The rally to start the week follows a report that the iPhone maker could use OpenAI or Anthropic to power the next generation of Siri. The company, which has had delays rolling out the latest installment of its voice assisted technology, held talks with both companies about relying on their AI models instead of in-house technology, Bloomberg reported on Monday.
Apple shares have faced downward pressure this year amid concerns the company is falling behind its big tech rivals on the AI development front. The stock fell nearly 8% in the second quarter, making it the only Magnificent Seven member to lose ground in the period. Since the start of the year, Apple shares have slumped 17%, significantly underperforming the S&P 500’s 5% gain. On Tuesday, the stock rose 1.3% to around $208.
Below, we take a closer look at Apple’s chart and use technical analysis to identify key price levels that investors will likely be watching.
Descending Triangle Breakout
Apple shares broke out from a descending triangle and closed above the 50-day moving average in Monday’s trading session, potentially setting the stage for an upside trend reversal. What’s more, the relative strength index confirmed strengthening price momentum, with the indicator registering its highest reading since late February.
However, bears will argue that the stock remains in an established downtrend after the 50-day MA crossed below the 200-day MA back in April to form a “death cross,” a chart signal pointing to lower prices.
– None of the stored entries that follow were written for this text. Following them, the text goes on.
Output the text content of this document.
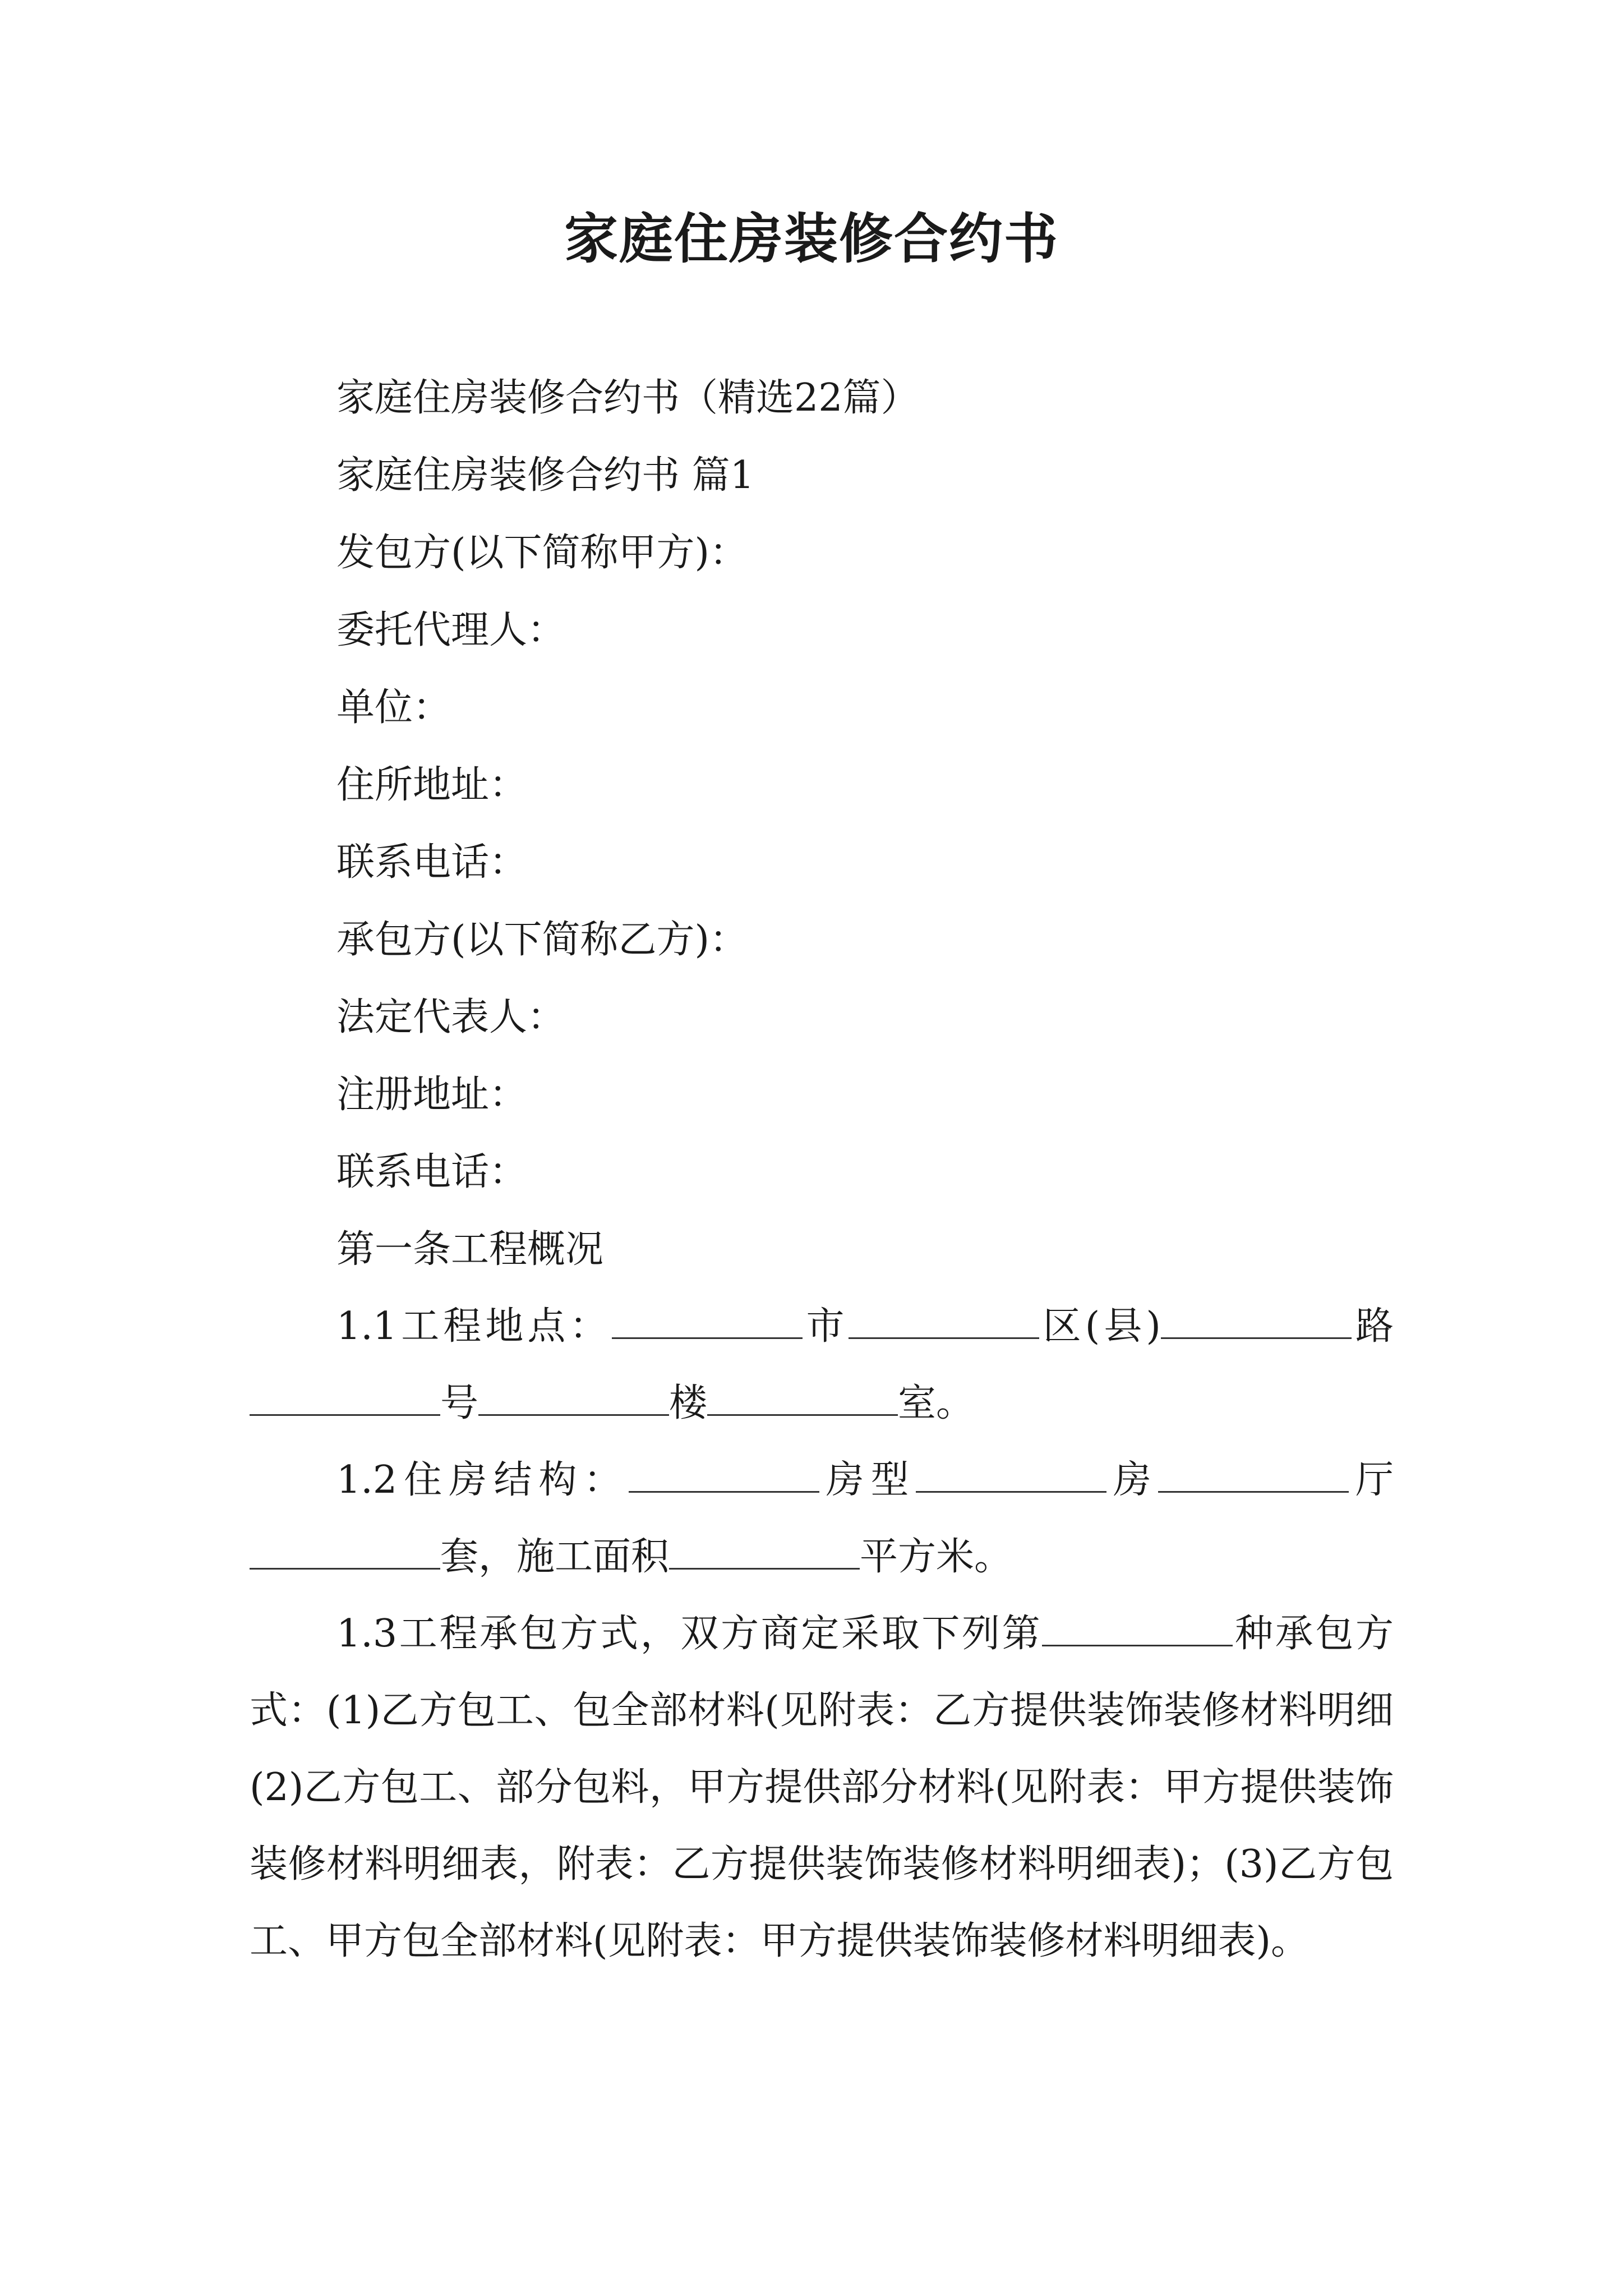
家庭住房装修合约书

家庭住房装修合约书（精选22篇）

家庭住房装修合约书 篇1

发包方(以下简称甲方)：

委托代理人：

单位：

住所地址：

联系电话：

承包方(以下简称乙方)：

法定代表人：

注册地址：

联系电话：

第一条工程概况

1.1工程地点：	市	区(县)	路号	楼	室。

1.2住房结构：	房型	房	厅套，施工面积	平方米。

1.3工程承包方式，双方商定采取下列第	种承包方式：(1)乙方包工、包全部材料(见附表：乙方提供装饰装修材料明细(2)乙方包工、部分包料，甲方提供部分材料(见附表：甲方提供装饰装修材料明细表，附表：乙方提供装饰装修材料明细表)；(3)乙方包工、甲方包全部材料(见附表：甲方提供装饰装修材料明细表)。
Let’s identify two key areas on Apple’s chart to watch if the stock moves higher and also identify support levels worth monitoring during potential retracements.
Overhead Areas to Watch
The first overhead area to watch sits around $214. This level may provide overhead resistance near the early-May peak, which also closely aligns with troughs that developed on the chart in March and September.
A decisive close above this level could see the shares climb toward $235. Investors who have accumulated the stock at lower prices may look for exit points in this location near a trendline that connects a range of corresponding price action on the chart between July and March.
Support Levels Worth Monitoring
During retracements in the stock, it’s initially worth monitoring the $193 level. The shares could attract buying interest in this area near the descending triangle’s lower trendline.
Finally, a convincing breakdown in Apple shares below the descending triangle could trigger a steeper decline to around $180. Investors may look for entry points in this region that align with a pullback to the 200-day MA in May last year following a prominent stock gap.